A Festival of Words

September 10, 2018

“We encounter each other in words,” wrote the poet Elizabeth Alexander ’84. This week, we will encounter many words and the people who use them so well as Yale hosts the annual Windham-Campbell festival—a three-day celebration of writers and their craft.

The Windham-Campbell Prizes recognize writers of superb talent and promise working anywhere in the world and writing in English. I will present this year’s prizes in fiction, nonfiction, drama, and poetry at a ceremony on Wednesday. Elizabeth Alexander, the president of the Andrew W. Mellon Foundation, a recipient of an honorary degree from Yale last spring, and a former member of our Department of African American Studies, will deliver the annual Windham-Campbell Lecture, “Why I Write.” I hope you will join us for this wonderful occasion or one of the many exciting festival events. All are free and open to the public.
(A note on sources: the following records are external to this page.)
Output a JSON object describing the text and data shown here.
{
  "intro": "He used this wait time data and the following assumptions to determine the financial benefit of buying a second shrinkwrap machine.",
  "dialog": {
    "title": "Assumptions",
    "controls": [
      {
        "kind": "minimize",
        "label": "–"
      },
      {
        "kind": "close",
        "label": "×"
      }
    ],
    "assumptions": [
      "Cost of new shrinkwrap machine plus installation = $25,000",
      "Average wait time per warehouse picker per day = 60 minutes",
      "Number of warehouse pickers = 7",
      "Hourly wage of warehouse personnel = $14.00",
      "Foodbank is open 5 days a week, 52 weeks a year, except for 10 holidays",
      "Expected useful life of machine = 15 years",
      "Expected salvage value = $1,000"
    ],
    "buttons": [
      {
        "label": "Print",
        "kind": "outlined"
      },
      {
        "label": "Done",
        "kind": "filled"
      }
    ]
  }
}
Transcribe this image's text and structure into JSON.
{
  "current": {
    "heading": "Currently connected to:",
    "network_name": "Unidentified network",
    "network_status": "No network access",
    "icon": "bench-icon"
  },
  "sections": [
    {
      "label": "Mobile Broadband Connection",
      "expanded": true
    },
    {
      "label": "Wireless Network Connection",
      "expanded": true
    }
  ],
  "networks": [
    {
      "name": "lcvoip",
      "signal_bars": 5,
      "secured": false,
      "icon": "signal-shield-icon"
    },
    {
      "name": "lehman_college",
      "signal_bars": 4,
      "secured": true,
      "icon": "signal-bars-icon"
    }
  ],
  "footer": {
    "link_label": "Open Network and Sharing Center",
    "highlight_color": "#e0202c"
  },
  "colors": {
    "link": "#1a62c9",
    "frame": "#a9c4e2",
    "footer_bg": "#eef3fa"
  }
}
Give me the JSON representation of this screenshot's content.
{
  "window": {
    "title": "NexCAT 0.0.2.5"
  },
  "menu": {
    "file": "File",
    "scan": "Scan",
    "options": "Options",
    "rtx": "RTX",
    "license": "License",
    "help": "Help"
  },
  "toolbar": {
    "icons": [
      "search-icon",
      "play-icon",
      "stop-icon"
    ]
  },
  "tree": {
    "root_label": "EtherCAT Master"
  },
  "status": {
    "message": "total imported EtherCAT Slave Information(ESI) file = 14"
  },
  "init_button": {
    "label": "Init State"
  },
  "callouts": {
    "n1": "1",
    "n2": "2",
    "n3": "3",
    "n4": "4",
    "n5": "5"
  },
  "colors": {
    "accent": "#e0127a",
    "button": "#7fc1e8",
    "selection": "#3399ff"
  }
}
Established in 2013, the Windham-Campbell Prizes are administered by the Beinecke Rare Book & Manuscript Library, which holds the Donald Windham and Sandy M. Campbell Collections. This remarkable resource documents two fascinating lives as well as their broader artistic and cultural circles.

Donald Windham was a writer and playwright. Sandy Campbell, a writer and actor, was instrumental in editing and publishing Windham’s work. They were friends with some of the leading literary figures of the mid-twentieth century, helping them understand the challenges of making a life—and a living—as a writer. The Windham-Campbell Prizes award $165,000 to each recipient, helping fulfill the namesakes’ dream of honoring and supporting writers.

The Windham-Campbell Prizes complement Yale’s reputation as an extraordinary home for literature, drama, and the arts. Major American writers, poets, playwrights, and critics—Robert Penn Warren, Sinclair Lewis, Calvin Trillin, Thornton Wilder, and, of course, Elizabeth Alexander, to name only a few—have studied and taught at Yale. More recent graduates, such as Chang Rae-Lee and Claire Messud, are also acclaimed writers.

One of the joys of working for so many years at Yale has been the opportunity to see some of my favorite writers in ordinary circumstances. Many years ago, I was walking down Prospect Street when I saw Marie Borroff ’56 Ph.D., the poet, translator, and Sterling Professor of English, coming toward me. I had just read one of her recently published poems, and seeing her reminded me of her words, which remain with me today: “Connecticut light: sun at the end of snow / Thronging each branch, spinning the shadows wide…. Light opulent in maple red and gold / As the sun’s arc leans southward day by day.”

Thanks to Professor Borroff’s words, I have never seen the light in New Haven or the Connecticut countryside in quite the same way. Such is the power of art—to embellish and reveal, to help us see the world in all its complexity and beauty, and to transform the world around us. I am indebted to her and to all the artists and writers who illuminate our world with their work.